Thaís – Grávidas e mulheres que planejam engravidar talvez sejam o grupo mais alarmado pelo aumento de infectados pelo Zika Vírus. O Ministério da Saúde e a Organização Mundial da Saúde (OMS) já confirmaram que a infecção causada por este microrganismo está mesmo relacionada aos casos de microcefalia. O problema é que ainda se sabe muito pouco sobre como combater essa epidemia, que está tendo consequências gravíssimas.
Sendo assim, o melhor a ser feito é orientar as pacientes sobre os riscos da doença e, principalmente, sobre a prevenção contra o mosquito transmissor do vírus. Segundo o Ministério da Saúde, a decisão de engravidar ou não deve ser tomada pela paciente, de forma consciente e informada. Porém, é de extrema prudência, que as mulheres que moram em áreas endêmicas posterguem os planos de engravidar nesse momento.
AT – Qual a importância do acompanhamento pré-natal para a descoberta precoce da microcefalia e outras doenças que podem afetar o bebê durante a gestação?
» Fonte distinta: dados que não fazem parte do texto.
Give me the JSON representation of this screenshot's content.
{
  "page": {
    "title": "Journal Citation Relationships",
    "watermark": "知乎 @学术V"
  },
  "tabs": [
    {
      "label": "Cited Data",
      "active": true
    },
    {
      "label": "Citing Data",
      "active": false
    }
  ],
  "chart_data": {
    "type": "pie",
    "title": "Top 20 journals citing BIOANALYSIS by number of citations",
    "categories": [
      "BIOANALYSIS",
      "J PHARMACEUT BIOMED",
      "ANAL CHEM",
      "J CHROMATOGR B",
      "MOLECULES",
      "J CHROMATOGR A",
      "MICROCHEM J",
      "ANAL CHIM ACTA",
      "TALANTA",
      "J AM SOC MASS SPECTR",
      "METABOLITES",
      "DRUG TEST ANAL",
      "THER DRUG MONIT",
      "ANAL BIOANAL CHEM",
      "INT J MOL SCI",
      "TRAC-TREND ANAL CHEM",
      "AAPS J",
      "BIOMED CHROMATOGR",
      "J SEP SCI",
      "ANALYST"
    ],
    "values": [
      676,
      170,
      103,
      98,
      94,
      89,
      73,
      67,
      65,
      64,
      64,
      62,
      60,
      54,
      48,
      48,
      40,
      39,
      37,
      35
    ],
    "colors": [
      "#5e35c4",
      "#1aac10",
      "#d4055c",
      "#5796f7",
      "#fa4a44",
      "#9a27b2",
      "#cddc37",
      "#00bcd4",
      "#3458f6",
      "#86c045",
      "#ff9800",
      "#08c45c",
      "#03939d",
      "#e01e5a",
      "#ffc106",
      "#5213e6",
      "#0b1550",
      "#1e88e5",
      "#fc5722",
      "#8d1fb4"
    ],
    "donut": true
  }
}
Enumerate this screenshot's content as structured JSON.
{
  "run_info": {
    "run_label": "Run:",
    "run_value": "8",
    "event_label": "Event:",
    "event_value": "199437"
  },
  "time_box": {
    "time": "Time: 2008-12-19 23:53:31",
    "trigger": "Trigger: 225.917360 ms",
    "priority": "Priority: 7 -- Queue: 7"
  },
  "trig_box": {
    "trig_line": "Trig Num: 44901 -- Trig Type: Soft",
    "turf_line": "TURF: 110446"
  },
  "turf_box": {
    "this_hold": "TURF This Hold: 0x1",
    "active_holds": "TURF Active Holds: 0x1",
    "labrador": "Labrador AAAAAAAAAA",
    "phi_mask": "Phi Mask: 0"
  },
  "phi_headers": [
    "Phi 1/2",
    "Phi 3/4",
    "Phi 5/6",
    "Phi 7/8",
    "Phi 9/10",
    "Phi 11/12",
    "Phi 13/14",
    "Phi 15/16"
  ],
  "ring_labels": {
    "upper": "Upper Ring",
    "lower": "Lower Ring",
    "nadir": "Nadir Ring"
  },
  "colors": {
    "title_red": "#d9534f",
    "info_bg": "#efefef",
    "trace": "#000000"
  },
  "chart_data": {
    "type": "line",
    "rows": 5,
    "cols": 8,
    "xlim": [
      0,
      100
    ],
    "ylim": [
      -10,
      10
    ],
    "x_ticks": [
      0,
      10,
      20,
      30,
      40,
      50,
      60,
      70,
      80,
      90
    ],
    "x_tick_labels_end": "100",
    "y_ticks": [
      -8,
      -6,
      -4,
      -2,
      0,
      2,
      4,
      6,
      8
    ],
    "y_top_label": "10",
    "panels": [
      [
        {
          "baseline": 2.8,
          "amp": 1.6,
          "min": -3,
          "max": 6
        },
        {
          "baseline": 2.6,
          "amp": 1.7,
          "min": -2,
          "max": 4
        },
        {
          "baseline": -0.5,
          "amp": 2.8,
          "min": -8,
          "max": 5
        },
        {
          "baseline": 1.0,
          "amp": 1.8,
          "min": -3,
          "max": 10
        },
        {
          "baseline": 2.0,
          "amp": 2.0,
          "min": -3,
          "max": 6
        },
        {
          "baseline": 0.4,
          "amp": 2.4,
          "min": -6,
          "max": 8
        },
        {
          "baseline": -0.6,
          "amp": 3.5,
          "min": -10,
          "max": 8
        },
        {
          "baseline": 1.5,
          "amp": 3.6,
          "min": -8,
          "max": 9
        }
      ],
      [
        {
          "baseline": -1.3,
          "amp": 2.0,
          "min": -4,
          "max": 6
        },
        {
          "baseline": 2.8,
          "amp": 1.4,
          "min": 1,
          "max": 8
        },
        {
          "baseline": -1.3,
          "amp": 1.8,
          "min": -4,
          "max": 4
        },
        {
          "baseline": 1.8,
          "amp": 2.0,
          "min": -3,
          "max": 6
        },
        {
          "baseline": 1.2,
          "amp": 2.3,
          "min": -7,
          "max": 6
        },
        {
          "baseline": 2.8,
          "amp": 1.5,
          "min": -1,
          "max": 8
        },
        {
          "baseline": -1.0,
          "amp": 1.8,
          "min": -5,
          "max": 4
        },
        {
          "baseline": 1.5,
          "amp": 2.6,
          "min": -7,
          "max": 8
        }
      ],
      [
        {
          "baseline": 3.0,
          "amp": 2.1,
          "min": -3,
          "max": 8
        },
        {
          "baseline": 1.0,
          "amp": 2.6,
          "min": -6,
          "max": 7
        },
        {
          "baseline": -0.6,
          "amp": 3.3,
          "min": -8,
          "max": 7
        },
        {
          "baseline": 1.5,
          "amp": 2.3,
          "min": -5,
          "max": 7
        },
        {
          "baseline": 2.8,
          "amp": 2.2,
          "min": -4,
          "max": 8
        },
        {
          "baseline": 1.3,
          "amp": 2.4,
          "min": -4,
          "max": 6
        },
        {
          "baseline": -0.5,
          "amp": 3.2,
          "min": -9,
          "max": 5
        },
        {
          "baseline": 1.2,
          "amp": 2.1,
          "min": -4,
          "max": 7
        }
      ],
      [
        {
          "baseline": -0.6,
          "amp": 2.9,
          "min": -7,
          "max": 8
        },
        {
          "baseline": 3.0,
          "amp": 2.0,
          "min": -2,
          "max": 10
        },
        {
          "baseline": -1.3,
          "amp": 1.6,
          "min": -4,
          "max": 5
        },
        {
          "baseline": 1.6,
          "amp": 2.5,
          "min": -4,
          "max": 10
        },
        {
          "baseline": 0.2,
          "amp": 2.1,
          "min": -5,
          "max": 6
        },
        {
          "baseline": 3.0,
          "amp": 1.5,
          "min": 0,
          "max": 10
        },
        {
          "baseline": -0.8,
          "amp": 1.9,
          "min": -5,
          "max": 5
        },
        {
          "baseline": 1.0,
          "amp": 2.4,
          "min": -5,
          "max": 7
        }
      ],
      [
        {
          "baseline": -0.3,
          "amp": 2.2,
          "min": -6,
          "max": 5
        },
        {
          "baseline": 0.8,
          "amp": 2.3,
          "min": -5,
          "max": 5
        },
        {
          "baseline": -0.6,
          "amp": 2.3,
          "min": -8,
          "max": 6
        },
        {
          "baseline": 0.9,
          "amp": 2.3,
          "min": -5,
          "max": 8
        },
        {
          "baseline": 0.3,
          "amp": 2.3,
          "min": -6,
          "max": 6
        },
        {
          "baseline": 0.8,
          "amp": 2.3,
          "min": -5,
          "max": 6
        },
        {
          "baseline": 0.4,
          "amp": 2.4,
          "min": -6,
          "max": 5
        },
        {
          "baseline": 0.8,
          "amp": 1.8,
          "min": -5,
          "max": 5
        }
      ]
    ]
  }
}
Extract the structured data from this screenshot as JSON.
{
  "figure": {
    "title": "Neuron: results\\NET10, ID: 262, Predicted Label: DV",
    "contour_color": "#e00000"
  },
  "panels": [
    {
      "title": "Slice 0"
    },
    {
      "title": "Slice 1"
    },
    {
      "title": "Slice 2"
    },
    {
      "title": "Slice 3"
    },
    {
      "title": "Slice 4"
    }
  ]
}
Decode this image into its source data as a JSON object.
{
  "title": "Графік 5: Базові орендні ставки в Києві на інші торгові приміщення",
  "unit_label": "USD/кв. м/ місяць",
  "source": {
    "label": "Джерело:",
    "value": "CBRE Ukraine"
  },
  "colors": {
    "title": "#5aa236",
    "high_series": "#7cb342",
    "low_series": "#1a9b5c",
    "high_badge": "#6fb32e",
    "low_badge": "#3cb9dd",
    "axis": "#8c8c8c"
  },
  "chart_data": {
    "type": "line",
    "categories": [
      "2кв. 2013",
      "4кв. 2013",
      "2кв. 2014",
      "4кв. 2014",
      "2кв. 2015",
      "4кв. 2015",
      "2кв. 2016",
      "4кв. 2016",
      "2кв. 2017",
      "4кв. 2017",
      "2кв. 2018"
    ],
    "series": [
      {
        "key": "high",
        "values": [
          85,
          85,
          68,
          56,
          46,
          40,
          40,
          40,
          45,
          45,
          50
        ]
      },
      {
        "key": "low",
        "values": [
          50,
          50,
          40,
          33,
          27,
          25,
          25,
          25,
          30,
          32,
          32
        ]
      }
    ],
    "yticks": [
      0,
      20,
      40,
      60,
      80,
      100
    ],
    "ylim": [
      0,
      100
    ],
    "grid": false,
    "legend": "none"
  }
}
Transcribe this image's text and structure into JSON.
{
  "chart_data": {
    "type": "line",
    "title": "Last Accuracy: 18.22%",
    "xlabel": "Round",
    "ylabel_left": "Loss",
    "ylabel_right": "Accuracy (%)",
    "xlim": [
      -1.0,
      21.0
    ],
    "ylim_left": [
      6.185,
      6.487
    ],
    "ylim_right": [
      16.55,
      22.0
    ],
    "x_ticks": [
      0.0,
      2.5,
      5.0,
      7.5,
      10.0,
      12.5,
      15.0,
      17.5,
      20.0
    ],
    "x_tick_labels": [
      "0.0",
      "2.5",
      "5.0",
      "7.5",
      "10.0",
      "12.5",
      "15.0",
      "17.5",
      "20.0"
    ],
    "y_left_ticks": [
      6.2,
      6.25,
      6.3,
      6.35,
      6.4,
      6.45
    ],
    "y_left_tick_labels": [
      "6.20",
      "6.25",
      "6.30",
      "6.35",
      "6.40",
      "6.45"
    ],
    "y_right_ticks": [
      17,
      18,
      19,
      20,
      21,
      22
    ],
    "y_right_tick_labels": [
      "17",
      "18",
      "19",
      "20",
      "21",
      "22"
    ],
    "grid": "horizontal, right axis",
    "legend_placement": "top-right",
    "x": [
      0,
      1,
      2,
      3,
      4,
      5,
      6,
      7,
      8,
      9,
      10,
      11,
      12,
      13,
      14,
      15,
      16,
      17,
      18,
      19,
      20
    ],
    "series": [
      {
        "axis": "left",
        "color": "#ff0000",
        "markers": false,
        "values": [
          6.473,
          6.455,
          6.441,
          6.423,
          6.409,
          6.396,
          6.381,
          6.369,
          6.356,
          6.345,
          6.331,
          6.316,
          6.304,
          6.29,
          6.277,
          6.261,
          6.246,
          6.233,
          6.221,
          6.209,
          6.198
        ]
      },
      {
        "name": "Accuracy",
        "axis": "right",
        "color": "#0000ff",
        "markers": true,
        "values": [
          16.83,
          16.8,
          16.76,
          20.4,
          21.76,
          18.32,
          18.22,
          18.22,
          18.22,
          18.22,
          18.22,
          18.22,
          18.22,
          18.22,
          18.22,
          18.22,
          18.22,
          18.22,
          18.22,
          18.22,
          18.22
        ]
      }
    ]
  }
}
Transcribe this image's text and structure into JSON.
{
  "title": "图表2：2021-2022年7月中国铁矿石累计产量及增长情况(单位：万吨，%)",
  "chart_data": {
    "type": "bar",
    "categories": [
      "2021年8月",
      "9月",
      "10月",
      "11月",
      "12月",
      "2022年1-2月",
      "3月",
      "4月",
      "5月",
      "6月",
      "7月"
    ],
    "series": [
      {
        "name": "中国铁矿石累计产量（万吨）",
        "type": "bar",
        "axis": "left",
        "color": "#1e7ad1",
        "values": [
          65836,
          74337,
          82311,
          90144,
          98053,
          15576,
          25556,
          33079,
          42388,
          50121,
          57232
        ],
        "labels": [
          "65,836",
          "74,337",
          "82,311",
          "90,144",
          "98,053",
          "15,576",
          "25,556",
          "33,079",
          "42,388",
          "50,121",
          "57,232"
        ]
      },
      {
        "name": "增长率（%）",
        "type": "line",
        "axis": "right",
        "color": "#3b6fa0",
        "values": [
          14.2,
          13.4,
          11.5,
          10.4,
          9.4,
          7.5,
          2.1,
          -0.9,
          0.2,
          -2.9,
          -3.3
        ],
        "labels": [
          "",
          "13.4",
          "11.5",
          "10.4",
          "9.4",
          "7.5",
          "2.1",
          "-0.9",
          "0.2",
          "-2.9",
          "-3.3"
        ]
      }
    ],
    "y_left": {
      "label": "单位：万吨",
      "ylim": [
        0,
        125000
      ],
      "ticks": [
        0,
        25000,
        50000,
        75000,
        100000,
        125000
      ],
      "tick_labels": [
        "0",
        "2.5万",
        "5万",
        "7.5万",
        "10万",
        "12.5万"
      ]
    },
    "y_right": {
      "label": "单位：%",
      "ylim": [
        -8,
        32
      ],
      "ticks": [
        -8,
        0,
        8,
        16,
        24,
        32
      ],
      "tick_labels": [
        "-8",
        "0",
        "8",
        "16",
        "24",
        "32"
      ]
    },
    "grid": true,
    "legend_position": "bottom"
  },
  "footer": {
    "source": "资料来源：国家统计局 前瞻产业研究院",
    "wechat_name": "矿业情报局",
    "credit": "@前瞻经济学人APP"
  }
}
Thaís – A importância do acompanhamento pré-natal é indiscutível, seja ele de baixo, médio ou alto risco. A gestante deve ser acompanhada por um médico desde o início da concepção e, se possível, antes dela. Em geral, a gestação leva em torno de 40 semanas e é um período muito delicado na vida da mulher. Esse percurso merece todo o cuidado e exige muita responsabilidade.
Durante o pré-natal são realizadas consultas médicas periódicas, esclarecimento de dúvidas e orientações, exames físicos de rotina, exames laboratoriais e ecografias seriadas. Tudo isso tem como objetivo a prevenção e diagnósticos precoces de doenças ou alterações que possam surgir durante a gestação. É importante que a gestante sempre relate ao seu médico todo e qualquer sintoma diferente do usual, colaborando mais uma vez para a suspeita, investigação de problemas gestacionais.
Portanto, um pré-natal adequado poderá diagnosticar precocemente doenças que têm tratamento e que se não forem descobertas e tratadas rapidamente podem causar malformações no bebê. Por isso, seguir todas as orientações médicas e tratamentos prescritos é a melhor maneira de prevenir qualquer tipo de patologia.